A few days later, I climbed to the organ loft of Holy Trinity Lutheran Church to hear Gwendolyn Toth, founder-director of the ARTEK Ensemble, play —beautifully — music of Sweelinck and his contemporaries on an exquisite two-manual Northern European-style organ built by Paul Fritts. Tenor Philip Anderson introduced each set of variations by singing the chant or tune on which the keyboard variations were based; again, the sound of Dowland’s Lachrimae sung in Dutch was a real surprise.

The oldest house in Manhattan, the 1765 Morris-Jumel Mansion, was the site for Brooklyn Baroque’s “The Virtuoso Recorder,” where hearing music in a small drawing room in an 18th-century house — 241 years after Washington bivouacked there — added context to the18th-century chamber music played.

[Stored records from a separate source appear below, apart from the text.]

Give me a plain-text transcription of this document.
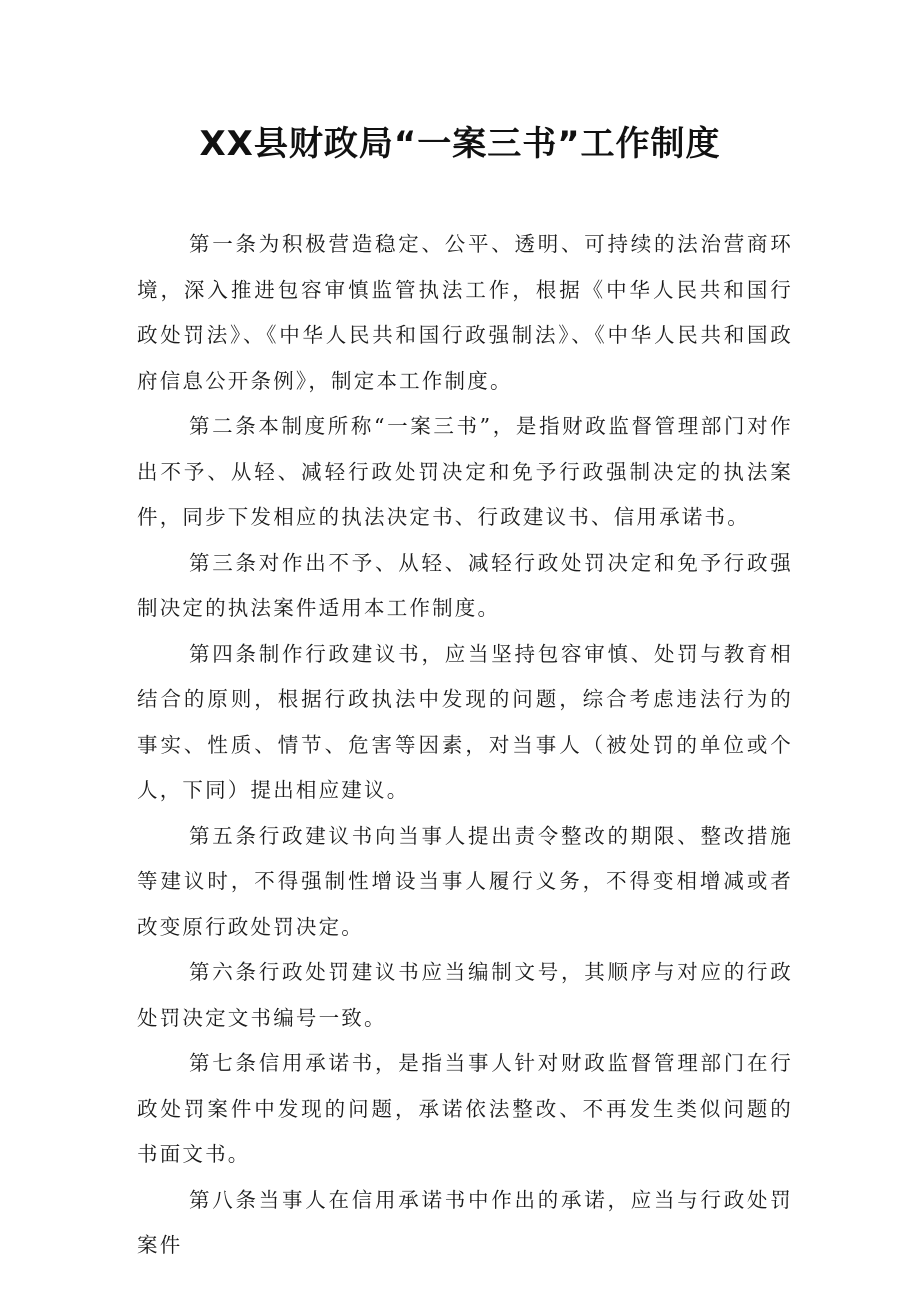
XX县财政局“一案三书”工作制度

第一条为积极营造稳定、公平、透明、可持续的法治营商环境，深入推进包容审慎监管执法工作，根据《中华人民共和国行政处罚法》、《中华人民共和国行政强制法》、《中华人民共和国政府信息公开条例》，制定本工作制度。

第二条本制度所称“一案三书”，是指财政监督管理部门对作出不予、从轻、减轻行政处罚决定和免予行政强制决定的执法案件，同步下发相应的执法决定书、行政建议书、信用承诺书。

第三条对作出不予、从轻、减轻行政处罚决定和免予行政强制决定的执法案件适用本工作制度。

第四条制作行政建议书，应当坚持包容审慎、处罚与教育相结合的原则，根据行政执法中发现的问题，综合考虑违法行为的事实、性质、情节、危害等因素，对当事人（被处罚的单位或个人，下同）提出相应建议。

第五条行政建议书向当事人提出责令整改的期限、整改措施等建议时，不得强制性增设当事人履行义务，不得变相增减或者改变原行政处罚决定。

第六条行政处罚建议书应当编制文号，其顺序与对应的行政处罚决定文书编号一致。

第七条信用承诺书，是指当事人针对财政监督管理部门在行政处罚案件中发现的问题，承诺依法整改、不再发生类似问题的书面文书。

第八条当事人在信用承诺书中作出的承诺，应当与行政处罚案件
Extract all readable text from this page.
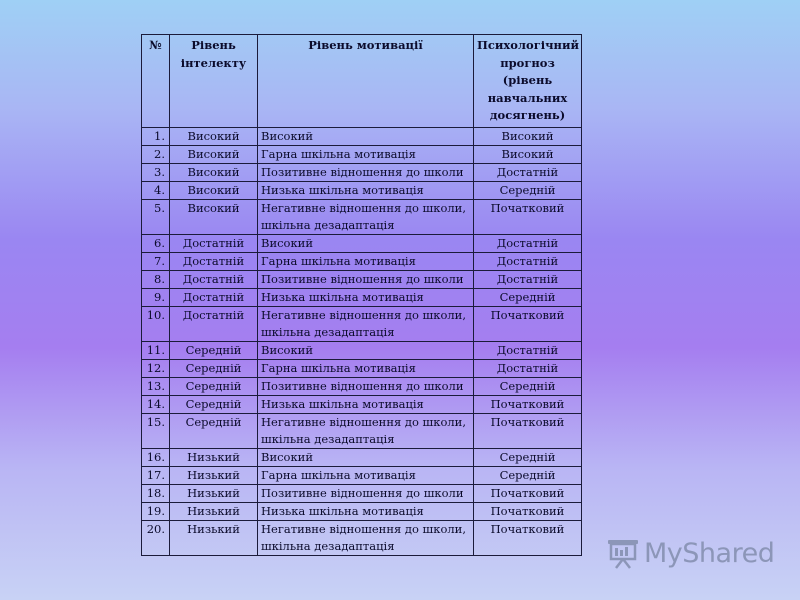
№	Рівень інтелекту	Рівень мотивації	Психологічний прогноз (рівень навчальних досягнень)
1.	Високий	Високий	Високий
2.	Високий	Гарна шкільна мотивація	Високий
3.	Високий	Позитивне відношення до школи	Достатній
4.	Високий	Низька шкільна мотивація	Середній
5.	Високий	Негативне відношення до школи, шкільна дезадаптація	Початковий
6.	Достатній	Високий	Достатній
7.	Достатній	Гарна шкільна мотивація	Достатній
8.	Достатній	Позитивне відношення до школи	Достатній
9.	Достатній	Низька шкільна мотивація	Середній
10.	Достатній	Негативне відношення до школи, шкільна дезадаптація	Початковий
11.	Середній	Високий	Достатній
12.	Середній	Гарна шкільна мотивація	Достатній
13.	Середній	Позитивне відношення до школи	Середній
14.	Середній	Низька шкільна мотивація	Початковий
15.	Середній	Негативне відношення до школи, шкільна дезадаптація	Початковий
16.	Низький	Високий	Середній
17.	Низький	Гарна шкільна мотивація	Середній
18.	Низький	Позитивне відношення до школи	Початковий
19.	Низький	Низька шкільна мотивація	Початковий
20.	Низький	Негативне відношення до школи, шкільна дезадаптація	Початковий
MyShared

I was sorry to miss several programs in particular: the carillon recital by D’hollander, who played on the instrument at Riverside Church, boasting the world’s heaviest carillon bell. Also, Mexico’s Tembembe Ensamble Continuo, which intriguingly combines European Baroque music with Mexico’s indigenous son idiom, played at the Metropolitan Museum in conjunction with the recently ended exhibit of Mexican painter Cristóbal de Villalpando.

I also didn’t get to hear Cappella Pratensis from ’s-Hertogenbosch, birthplace of Hieronymus Bosch. This eight-voice men’s choir, which performs 15th- and 16th-century polyphony gathered around a single choirbook in original notation, appears to embody today’s trend toward specialization that would have been foreign to many of the groups formed in the 70s. This concert was presented by the invaluable Music Before 1800, which has been presenting both local talent and new-to-New York early-music artists since 1975.

Pomerium, led by Alexander Blachly. (Peter Alexander)

On the final afternoon, another venerable New York group, Pomerium, performed sacred choral music from the mid-late-15th to mid-16th century. The choir was founded in 1972 by Alexander Blachly, then a Columbia musicology graduate student frustrated by hearing Renaissance polyphony performed with a large, muddy-sounding chorus (nearly a decade before Joshua Rifkin created shock waves by proposing one-on-a-part Bach). Pomerium employs one or two voices on a part, using minimal vibrato and meantone tuning. The result is a beautiful clarity and transparency, with pure vibrant harmonies. Yet listening to the voices soar in the incense-fogged Church of St. Ignatius of Antioch, I wondered whether a reedier, more pungent sound, like the bright timbres of that Paul Fritts organ, and more distinct diction might more clearly reveal the shape of the counterpoint.

And so it goes: ears sharpened by the work of their predecessors, each generation works toward a truer realization of music that no one can claim to have heard in “authentic” form. The former young rebels become the gray eminences teaching their juniors, like Bart Kuijken in his appearance at the celebration’s closing concert. Conducted by Renz, Early Music New York played Dutch and Flemish music that would have been at home in many an 18th-century European city. The final concerto by Johann Albertus Groneman featured two fine Dutch-trained American traverso players, Immanuel Davis and David Ross, supporting Kuijken, primus inter pares. I went away happy, and eager to hear what New York’s young performers will come up with next.